The award in the Physical Sciences category went to Prof. Nissim Kanekar, an astronomer and Professor at the Tata Institute of Fundamental Research (TIFR). He was awarded for his work on detecting atomic hydrogen during the early periods of galaxy formation in the universe and on fundamental constants of the universe. Prof. Kanekar, using the Giant Meter wave Radio Telescope (GMRT), was able to detect atomic hydrogen in galaxies during what is referred to as the cosmic noon - a period around 3 billion years after the Big Bang when galaxies were growing at the highest rates. His observations also helped him place the strongest limits on the evolution of two fundamental constants of the universe – the fine structure constant and electron-proton mass ratio, over time. The jury chair, Prof. Shrinivas Kulkarni, commended Prof. Kanekar’s “exacting work and persistence”, calling his work on the detection of atomic hydrogen at cosmic noon a “landmark finding” and his work on the fundamental constant as “standing high”.
The Infosys Prize 2022 in Social Sciences was awarded to Rohini Pande, Henry J. Heinz II Professor of Economics and Director, Economic Growth Center, Yale University. Prof. Rohini Pande is an applied economist and quite versatile in her studies.
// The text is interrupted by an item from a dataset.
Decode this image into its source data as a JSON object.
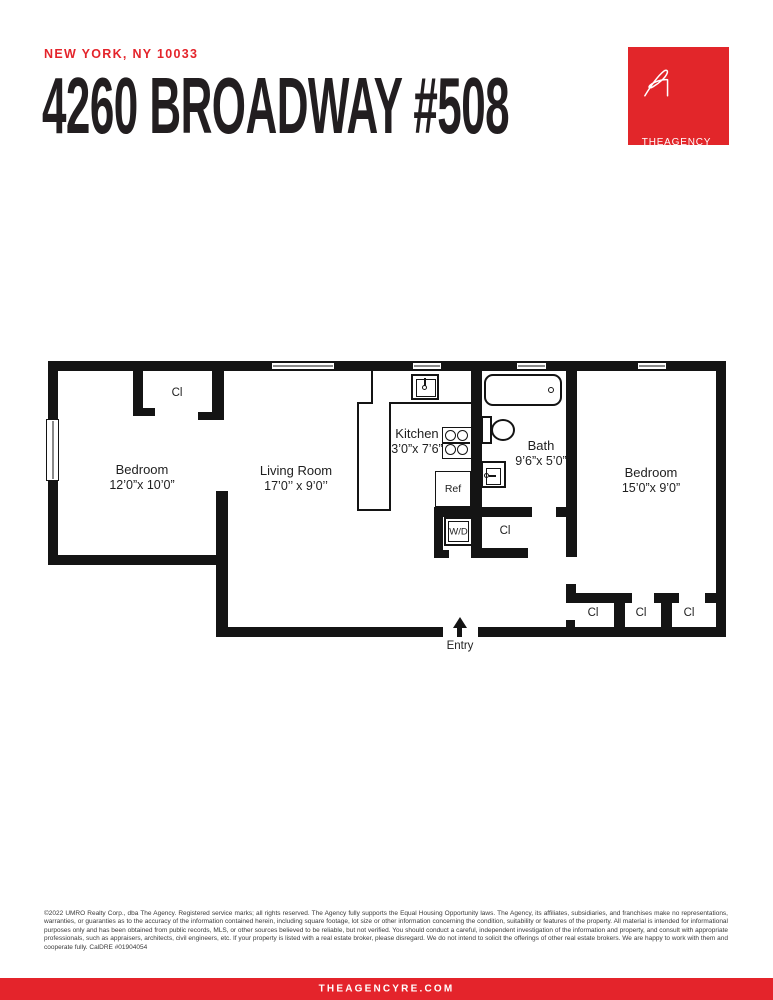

Much of her research focuses on India, specifically rural India, a significant portion being about women empowerment, marginalised communities, banking in the rural sector, and the environment. Her empirical research findings offer the potential to develop viable policies that could perhaps be the answer to many of the social inequalities in society. “Rohini’s creativity, grit and prolific research are not only of great value to all emerging economies, including India but an inspiration for young economists venturing into the exciting world of research”, says Jury chair Kaushik Basu in his congratulatory message.